Genocide recognition champion Anne Hidalgo to become Paris mayor

Genocide recognition champion Anne Hidalgo to become Paris mayor

PanARMENIAN.Net - Anne Hidalgo, the candidate of France's ruling Socialist Party, will be the first female mayor of Paris after winning municipal elections in the French capital on Sunday, March 31, exit polls indicated, according to Agence France-Presse.

Hidalgo, 54, the number two to current mayor Bertrand Delanoe, claimed 54.5 percent of second round votes in the capital, comfortably beating her centre-right rival, former government minister Nathalie Kosciusko-Morizet (45.5 percent), the polls suggested.

Earlier, Ms Hidalgo named Turkey's recognition of the Armenian Genocide as a precondition for Ankara's accession to the EU.

"The recognition will make Turkey stronger," she said.

Ms Hidalgo further expressed support for adoption of the Genocide denial law, further referring to President Hollande's pledge to work out a legal instrument that won't meet the ban of the Constitutional Court.

"Denial of tragic pages of history is what prevents building a new future," she said.

Ms Hidalgo vowed to perpetuate the April 24 commemorative events if elected a mayor, with Paris Mayor's Office to extend financial support to the Genocide centennial events in 2015.

On January 23, 2012 the French Senate passed the bill making it a crime to deny the Armenian Genocide. The bill envisaged a 45,000 euro fine and a year in prison for anyone in France who denies this crime against humanity committed by the Ottoman Empire. However, the French Constitutional Council ruled the bill as anti-constitutional. In a statement the Council said the document represented an “unconstitutional breach of the practice of freedom of expression and communication

Later, President Hollande pledged to redraft the law criminalizing the Armenian Genocide denial in France, stressing the need to ensure the legal framework to avoid censorship by the Constitutional Council.

Photo: EPA
The Armenian Genocide

The Armenian Genocide (1915-23) was the deliberate and systematic destruction of the Armenian population of the Ottoman Empire during and just after World War I. It was characterized by massacres and deportations, involving forced marches under conditions designed to lead to the death of the deportees, with the total number of deaths reaching 1.5 million.

The majority of Armenian Diaspora communities were formed by the Genocide survivors.

Present-day Turkey denies the fact of the Armenian Genocide, justifying the atrocities as “deportation to secure Armenians”. Only a few Turkish intellectuals, including Nobel Prize winner Orhan Pamuk and scholar Taner Akcam, speak openly about the necessity to recognize this crime against humanity.
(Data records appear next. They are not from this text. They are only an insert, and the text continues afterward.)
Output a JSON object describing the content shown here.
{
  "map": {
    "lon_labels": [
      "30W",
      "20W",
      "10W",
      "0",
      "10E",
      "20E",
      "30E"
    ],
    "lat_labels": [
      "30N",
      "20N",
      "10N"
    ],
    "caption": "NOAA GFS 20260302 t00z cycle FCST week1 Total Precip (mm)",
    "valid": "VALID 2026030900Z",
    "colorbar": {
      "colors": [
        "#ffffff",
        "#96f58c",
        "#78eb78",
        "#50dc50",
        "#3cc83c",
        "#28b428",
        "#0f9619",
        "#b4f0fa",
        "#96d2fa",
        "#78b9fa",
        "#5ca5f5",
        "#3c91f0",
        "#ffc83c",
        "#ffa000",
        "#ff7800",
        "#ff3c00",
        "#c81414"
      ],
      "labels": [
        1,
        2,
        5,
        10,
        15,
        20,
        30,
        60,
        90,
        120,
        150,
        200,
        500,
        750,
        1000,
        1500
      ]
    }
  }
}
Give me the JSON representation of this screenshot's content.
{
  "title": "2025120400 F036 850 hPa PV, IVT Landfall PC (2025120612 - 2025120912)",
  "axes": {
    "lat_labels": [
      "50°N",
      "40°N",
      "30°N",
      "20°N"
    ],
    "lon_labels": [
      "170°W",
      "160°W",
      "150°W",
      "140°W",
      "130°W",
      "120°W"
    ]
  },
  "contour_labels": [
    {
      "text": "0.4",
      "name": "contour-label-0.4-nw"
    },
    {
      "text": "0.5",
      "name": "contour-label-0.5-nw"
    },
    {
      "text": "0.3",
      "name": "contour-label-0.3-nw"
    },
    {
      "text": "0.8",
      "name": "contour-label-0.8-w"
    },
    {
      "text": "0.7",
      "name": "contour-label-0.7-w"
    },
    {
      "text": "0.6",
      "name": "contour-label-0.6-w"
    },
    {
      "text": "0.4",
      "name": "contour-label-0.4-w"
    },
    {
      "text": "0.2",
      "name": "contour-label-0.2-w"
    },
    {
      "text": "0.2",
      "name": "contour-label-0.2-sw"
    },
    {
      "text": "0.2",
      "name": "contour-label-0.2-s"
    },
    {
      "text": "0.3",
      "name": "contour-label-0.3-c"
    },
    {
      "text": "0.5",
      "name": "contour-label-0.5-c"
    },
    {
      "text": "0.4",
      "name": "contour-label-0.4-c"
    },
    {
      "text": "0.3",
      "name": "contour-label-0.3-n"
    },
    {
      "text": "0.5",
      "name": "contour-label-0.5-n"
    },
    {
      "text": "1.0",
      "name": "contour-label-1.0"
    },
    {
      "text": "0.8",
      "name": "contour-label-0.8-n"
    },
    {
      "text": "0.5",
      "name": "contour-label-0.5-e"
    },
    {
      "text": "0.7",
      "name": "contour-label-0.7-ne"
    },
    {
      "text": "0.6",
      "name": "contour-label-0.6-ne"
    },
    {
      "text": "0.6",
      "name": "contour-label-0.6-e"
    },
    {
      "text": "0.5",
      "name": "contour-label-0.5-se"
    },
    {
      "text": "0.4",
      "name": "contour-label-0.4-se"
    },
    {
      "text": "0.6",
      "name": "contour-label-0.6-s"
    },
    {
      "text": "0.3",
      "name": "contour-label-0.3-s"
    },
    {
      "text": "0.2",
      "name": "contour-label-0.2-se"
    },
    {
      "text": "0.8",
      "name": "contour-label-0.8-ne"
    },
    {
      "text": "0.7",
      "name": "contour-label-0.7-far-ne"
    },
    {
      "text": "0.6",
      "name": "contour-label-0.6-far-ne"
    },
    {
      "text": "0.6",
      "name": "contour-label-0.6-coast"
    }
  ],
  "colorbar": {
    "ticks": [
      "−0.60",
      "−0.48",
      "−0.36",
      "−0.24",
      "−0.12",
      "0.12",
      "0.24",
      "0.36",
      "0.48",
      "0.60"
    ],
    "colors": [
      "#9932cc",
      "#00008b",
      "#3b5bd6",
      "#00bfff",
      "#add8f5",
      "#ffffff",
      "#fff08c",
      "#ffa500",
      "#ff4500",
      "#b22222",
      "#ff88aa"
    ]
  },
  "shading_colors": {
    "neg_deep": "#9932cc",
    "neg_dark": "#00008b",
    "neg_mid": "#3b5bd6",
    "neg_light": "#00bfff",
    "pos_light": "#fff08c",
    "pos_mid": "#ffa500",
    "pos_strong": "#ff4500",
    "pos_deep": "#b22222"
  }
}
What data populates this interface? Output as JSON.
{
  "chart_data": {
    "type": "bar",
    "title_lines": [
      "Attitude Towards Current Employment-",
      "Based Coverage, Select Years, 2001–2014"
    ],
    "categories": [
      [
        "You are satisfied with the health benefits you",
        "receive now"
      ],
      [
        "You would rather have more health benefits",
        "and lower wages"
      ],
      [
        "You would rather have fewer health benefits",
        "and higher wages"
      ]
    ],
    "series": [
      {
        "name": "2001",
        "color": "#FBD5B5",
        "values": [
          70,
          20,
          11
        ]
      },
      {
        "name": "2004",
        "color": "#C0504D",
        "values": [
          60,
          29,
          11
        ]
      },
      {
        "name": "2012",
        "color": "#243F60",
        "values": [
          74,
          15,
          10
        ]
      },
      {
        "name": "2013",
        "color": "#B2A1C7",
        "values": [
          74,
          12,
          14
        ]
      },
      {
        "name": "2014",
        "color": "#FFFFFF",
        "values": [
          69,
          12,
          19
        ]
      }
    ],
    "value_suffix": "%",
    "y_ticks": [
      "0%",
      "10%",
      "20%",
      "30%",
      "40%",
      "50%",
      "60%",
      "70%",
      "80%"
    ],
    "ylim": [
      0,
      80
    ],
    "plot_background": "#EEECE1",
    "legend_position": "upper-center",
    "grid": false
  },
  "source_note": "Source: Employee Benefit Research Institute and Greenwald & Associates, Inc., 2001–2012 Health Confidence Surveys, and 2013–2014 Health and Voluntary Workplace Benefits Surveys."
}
The Armenian Genocide was recognized by Uruguay, Russia, France, Lithuania, Italy, 45 U.S. states, Greece, Cyprus, Lebanon, Argentina, Belgium, Austria, Wales, Switzerland, Canada, Poland, Venezuela, Chile, Bolivia, the Vatican, Luxembourg, Brazil, Germany, the Netherlands, Paraguay, Sweden, Venezuela, Slovakia, Syria, Vatican, as well as the European Parliament and the World Council of Churches.